Certas discussões ultrapassam décadas, sem que se chegue a uma conclusão definitiva. A posse é um direito real ou pessoal? A fiança sem a outorga uxória é nula ou anulável? No mínimo duas correntes doutrinárias alinhavam os melhores argumentos para defender suas posições, afora os conciliadores de sempre que buscam harmonizar os dois campos criando uma terceira vertente.
Tão importante quanto conhecer o pensamento dos comentadores do direito é acompanhar a lógica de nossos juízes, especialmente dos tribunais maiores. Com isso, quem trabalha no mercado imobiliário (público alvo desta coluna) pode melhor trabalhar, evitando erros que resultam em prejuízo futuro.
O que pensa o Superior Tribunal de Justiça sobre a fiança? Recente decisão é bem indicativa. Diz a ementa:
"A fiança prestada sem a outorga uxória não tem eficácia sobre a meação do fiador, pois nula de pleno direito."
Relatado pelo ministro César Asfor Rocha, da Quarta Turma, o aresto (96/0068168-6) apreciou recurso especial do Rio Grande do Sul, decorrente de embargos de terceiro movido pela mulher do fiador, postulando a nulidade da fiança prestada por seu marido, sem seu consentimento, que foi julgado procedente em primeiro grau, mas reformado pelo Tribunal de Alçada gaúcho, que destilou seu veredicto com a seguinte ordem:
"A fiança prestada sem outorga uxória ou marital tem existência e validade, mas sua eficácia fica restrita aos bens e meação do fiador, mesmo havendo comunhão universal."
Inconformada, a mulher do fiador interpôs recurso especial ao STJ.
Em seu voto, o ministro Cesar Asfor Rocha apresentou os dois lados da controvérsia, mas deixou bem claro que aquela Corte vem se manifestando no mesmo sentido, tendo firmado o entendimento de que a fiança prestada sem a anuência do cônjuge é nula de pleno direito, não obrigando, por conseguinte, o patrimônio do casal.
Garrote
Mais do que isso, observa-se, atualmente, uma certa tendência do Judiciário no sentido de interpretar com maior rigor qualquer cláusula ou contrato de fiança, o que vem acarretando a perda de ações por parte dos proprietários-credores. Nota-se uma maior facilidade em se exonerar da fiança que se prorrogou por prazo indeterminado, maior receptividade na alegação de que o locador reajustou o aluguel além dos índices legais, maior proteção, em suma, ao patrimônio do fiador.
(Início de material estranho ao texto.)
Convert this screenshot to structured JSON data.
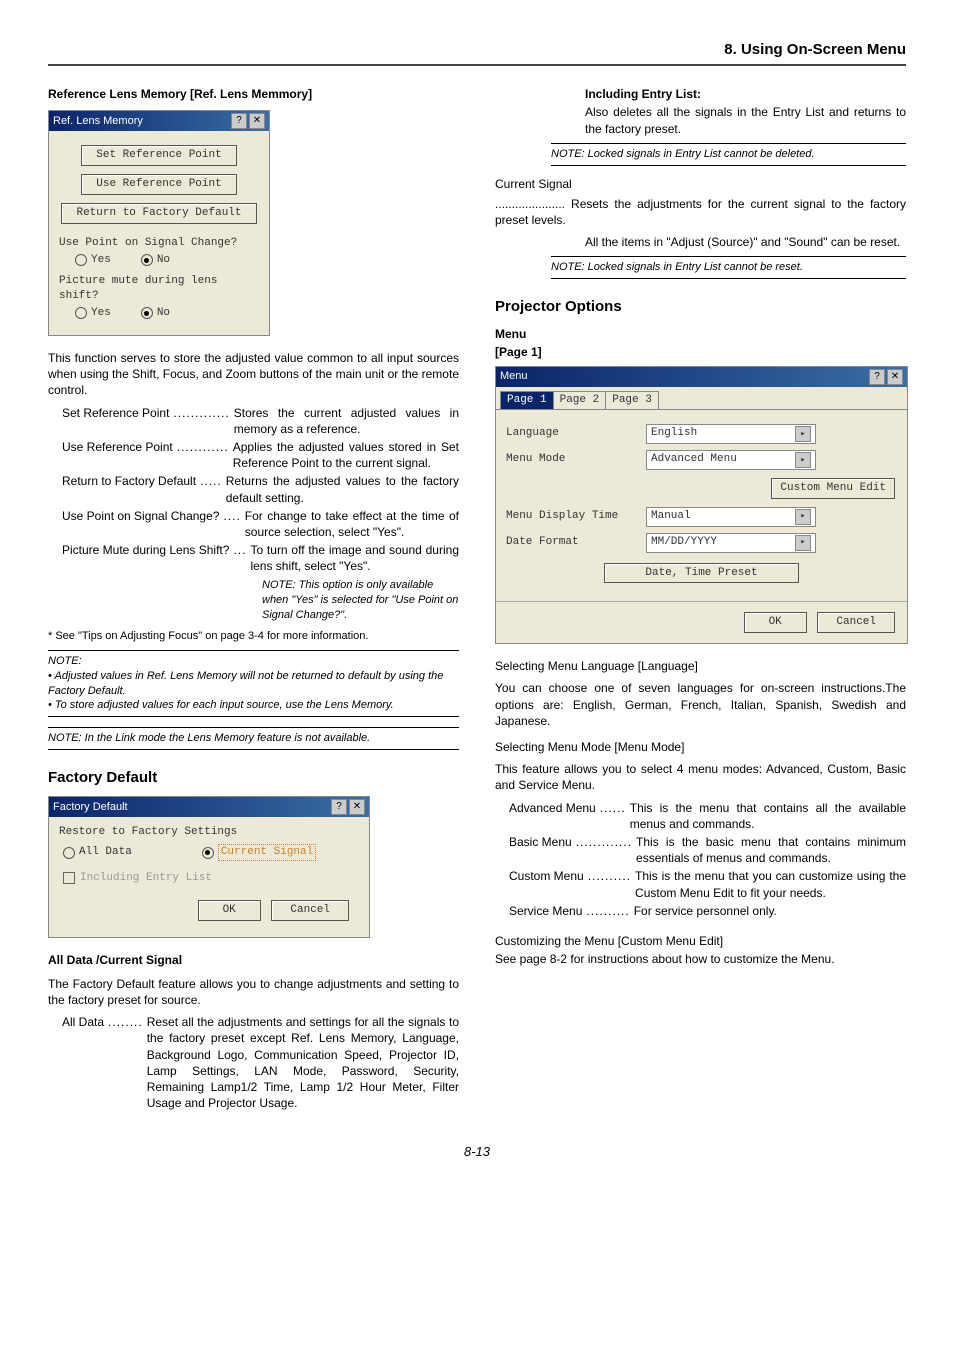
{
  "header": {
    "title": "8. Using On-Screen Menu"
  },
  "left": {
    "ref_lens_heading": "Reference Lens Memory [Ref. Lens Memmory]",
    "dlg_reflens": {
      "title": "Ref. Lens Memory",
      "btn_set": "Set Reference Point",
      "btn_use": "Use Reference Point",
      "btn_return": "Return to Factory Default",
      "q_point": "Use Point on Signal Change?",
      "q_mute": "Picture mute during lens shift?",
      "opt_yes": "Yes",
      "opt_no": "No"
    },
    "reflens_desc": "This function serves to store the adjusted value common to all input sources when using the Shift, Focus, and Zoom buttons of the main unit or the remote control.",
    "defs": {
      "set_term": "Set Reference Point",
      "set_dots": ".............",
      "set_desc": "Stores the current adjusted values in memory as a reference.",
      "use_term": "Use Reference Point",
      "use_dots": "............",
      "use_desc": "Applies the adjusted values stored in Set Reference Point to the current signal.",
      "ret_term": "Return to Factory Default",
      "ret_dots": ".....",
      "ret_desc": "Returns the adjusted values to the factory default setting.",
      "upt_term": "Use Point on Signal Change?",
      "upt_dots": "....",
      "upt_desc": "For change to take effect at the time of source selection, select \"Yes\".",
      "pic_term": "Picture Mute during Lens Shift?",
      "pic_dots": "...",
      "pic_desc": "To turn off the image and sound during lens shift, select \"Yes\".",
      "pic_note": "NOTE: This option is only available when \"Yes\" is selected for \"Use Point on Signal Change?\"."
    },
    "star": "* See \"Tips on Adjusting Focus\" on page 3-4 for more information.",
    "notes_block": {
      "label": "NOTE:",
      "line1": "• Adjusted values in Ref. Lens Memory will not be returned to default by using the Factory Default.",
      "line2": "• To store adjusted values for each input source, use the Lens Memory."
    },
    "link_note": "NOTE: In the Link mode the Lens Memory feature is not available.",
    "factory_heading": "Factory Default",
    "dlg_factory": {
      "title": "Factory Default",
      "restore_label": "Restore to Factory Settings",
      "opt_all": "All Data",
      "opt_current": "Current Signal",
      "inc_entry": "Including Entry List",
      "ok": "OK",
      "cancel": "Cancel"
    },
    "fd_subhead": "All Data /Current Signal",
    "fd_desc": "The Factory Default feature allows you to change adjustments and setting to the factory preset for source.",
    "fd_all_term": "All Data",
    "fd_all_dots": "........",
    "fd_all_desc": "Reset all the adjustments and settings for all the signals to the factory preset except Ref. Lens Memory, Language, Background Logo, Communication Speed, Projector ID, Lamp Settings, LAN Mode, Password, Security, Remaining Lamp1/2 Time, Lamp 1/2 Hour Meter, Filter Usage and Projector Usage."
  },
  "right": {
    "inc_heading": "Including Entry List:",
    "inc_desc": "Also deletes all the signals in the Entry List and returns to the factory preset.",
    "inc_note": "NOTE: Locked signals in Entry List cannot be deleted.",
    "cur_label": "Current Signal",
    "cur_dots": ".....................",
    "cur_desc": "Resets the adjustments for the current signal to the factory preset levels.",
    "cur_desc2": "All the items in \"Adjust (Source)\" and \"Sound\" can be reset.",
    "cur_note": "NOTE: Locked signals in Entry List cannot be reset.",
    "proj_heading": "Projector Options",
    "menu_sub": "Menu",
    "page1_label": "[Page 1]",
    "dlg_menu": {
      "title": "Menu",
      "tab1": "Page 1",
      "tab2": "Page 2",
      "tab3": "Page 3",
      "lang_label": "Language",
      "lang_val": "English",
      "mode_label": "Menu Mode",
      "mode_val": "Advanced Menu",
      "custom_btn": "Custom Menu Edit",
      "disp_label": "Menu Display Time",
      "disp_val": "Manual",
      "date_label": "Date Format",
      "date_val": "MM/DD/YYYY",
      "preset_btn": "Date, Time Preset",
      "ok": "OK",
      "cancel": "Cancel"
    },
    "lang_head": "Selecting Menu Language [Language]",
    "lang_desc": "You can choose one of seven languages for on-screen instructions.The options are: English, German, French, Italian, Spanish, Swedish and Japanese.",
    "mode_head": "Selecting Menu Mode [Menu Mode]",
    "mode_desc": "This feature allows you to select 4 menu modes: Advanced, Custom, Basic and Service Menu.",
    "adv_term": "Advanced Menu",
    "adv_dots": "......",
    "adv_desc": "This is the menu that contains all the available menus and commands.",
    "bas_term": "Basic Menu",
    "bas_dots": ".............",
    "bas_desc": "This is the basic menu that contains minimum essentials of menus and commands.",
    "cus_term": "Custom Menu",
    "cus_dots": "..........",
    "cus_desc": "This is the menu that you can customize using the Custom Menu Edit to fit your needs.",
    "srv_term": "Service Menu",
    "srv_dots": "..........",
    "srv_desc": "For service personnel only.",
    "cust_head": "Customizing the Menu [Custom Menu Edit]",
    "cust_desc": "See page 8-2 for instructions about how to customize the Menu."
  },
  "pagenum": "8-13"
}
Tal favorecimento ao fiador quer nos parecer sutil reflexo da avassaladora tendência de amparo ao devedor e ao inadimplente, que se faz notada em todos os ramos do direito (especialmente após o advento do Código de Defesa do Consumidor) e em todos os níveis e categorias de foros judiciais. A possibilidade de se penhorar o único imóvel do fiador por dívida de fiança locatícia é, nesse contexto, uma exceção à regra, que ainda resiste arduamente.
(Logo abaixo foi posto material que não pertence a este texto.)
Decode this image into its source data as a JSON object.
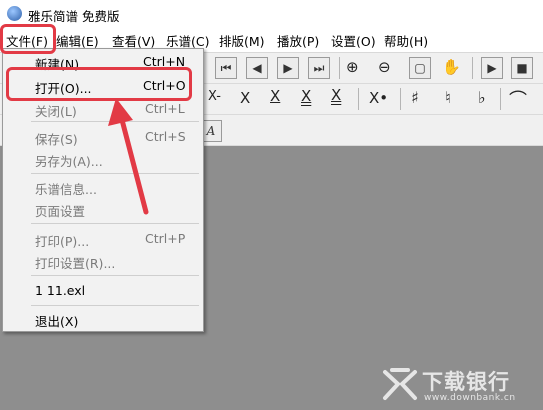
{
  "window": {
    "title": "雅乐简谱 免费版"
  },
  "menubar": [
    "文件(F)",
    "编辑(E)",
    "查看(V)",
    "乐谱(C)",
    "排版(M)",
    "播放(P)",
    "设置(O)",
    "帮助(H)"
  ],
  "file_menu": {
    "new": {
      "label": "新建(N)",
      "shortcut": "Ctrl+N"
    },
    "open": {
      "label": "打开(O)...",
      "shortcut": "Ctrl+O"
    },
    "close": {
      "label": "关闭(L)",
      "shortcut": "Ctrl+L"
    },
    "save": {
      "label": "保存(S)",
      "shortcut": "Ctrl+S"
    },
    "save_as": {
      "label": "另存为(A)..."
    },
    "score_info": {
      "label": "乐谱信息..."
    },
    "page_setup": {
      "label": "页面设置"
    },
    "print": {
      "label": "打印(P)...",
      "shortcut": "Ctrl+P"
    },
    "print_setup": {
      "label": "打印设置(R)..."
    },
    "recent": {
      "label": "1 11.exl"
    },
    "exit": {
      "label": "退出(X)"
    }
  },
  "toolbar": {
    "row2_symbols": [
      "X-",
      "X",
      "X",
      "X",
      "X",
      "X•",
      "♯",
      "♮",
      "♭",
      "⌒"
    ],
    "row3_symbols": [
      "A"
    ]
  },
  "watermark": {
    "text": "下载银行",
    "url": "www.downbank.cn"
  },
  "colors": {
    "highlight": "#e23a45",
    "canvas": "#8e8e8e"
  }
}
No fundo, tudo se insere num teatro social danoso, que só gera estagnação e pobreza. Enquanto dezenas de milhares de famílias continuam morando com a sogra, há dezenas de milhares de imóveis à espera de pretendentes, seja por falta de condições financeiras, seja por ausência de meios de garantir a locação. E quanto mais se aperta o círculo no pescoço do locador, mais penalizado fica quem veste as sandálias de locatário.
Deu para entender, ou não ficou bem claro?